Two Cornell students were chosen to participate in the West Point National Conference on Ethics in America last month based on essays they submitted and a recommendation from Cornell’s Program on Ethics & Public Life.
Simone Smith ’20, a government major, and Jacqueline Hutchinson ‘18, a development sociology major, traveled to West Point for the conference, “Moral Courage: Finding the Strength to Act.” The conference allows students from West Point to meet with ROTC and non-ROTC students from across the country for conversation, lectures and small group discussions. This year’s event allowed students to “discuss techniques that will allow them to rise to the occasion when moral courage is required to implement action,” according to the conference description.

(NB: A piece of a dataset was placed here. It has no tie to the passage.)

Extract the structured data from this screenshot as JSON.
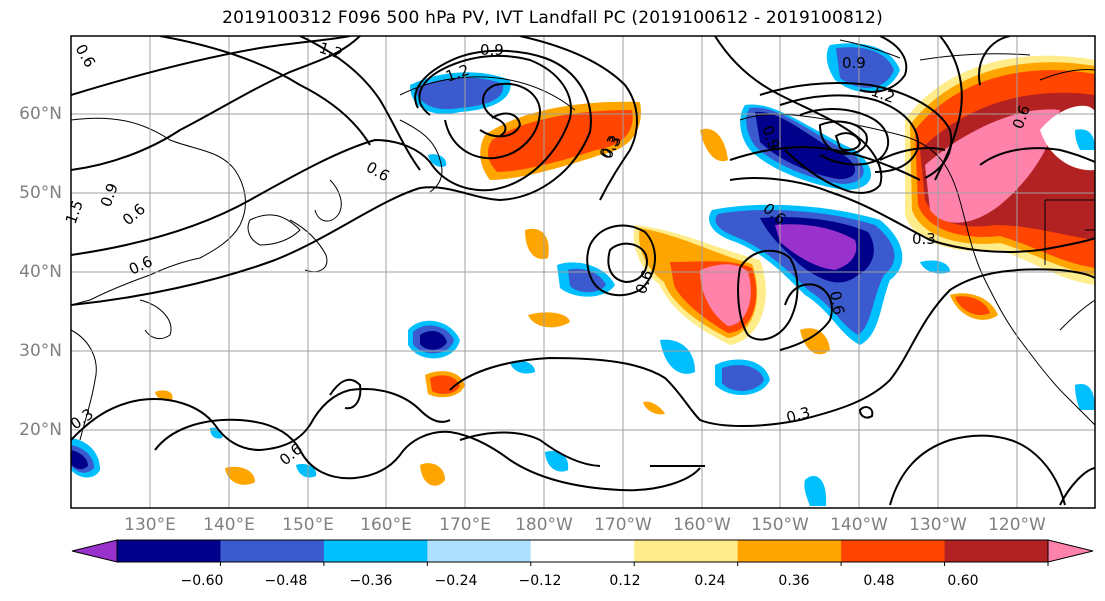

“This was a truly rich, powerful conference that provided me with the chance to engage in meaningful discussions and gave me tools to take back to my campus,” Smith said. “The list of speakers ranged from a former white supremacist to the superintendents of West Point and the Air Force Academy to a 17-year-old girl changing cyberbullying with an app.”
Hutchinson said the opportunity to talk about these issues with students in the military was eye-opening.
“I was humbled and inspired by the different perspectives and stories that each student shared, and I was constantly being surprised by the fact that I related to so many of these students, especially the cadets,” she said. “This conference was a really pivotal part of my college career, and also set me up with skills that I know I will use in my future of human rights law.”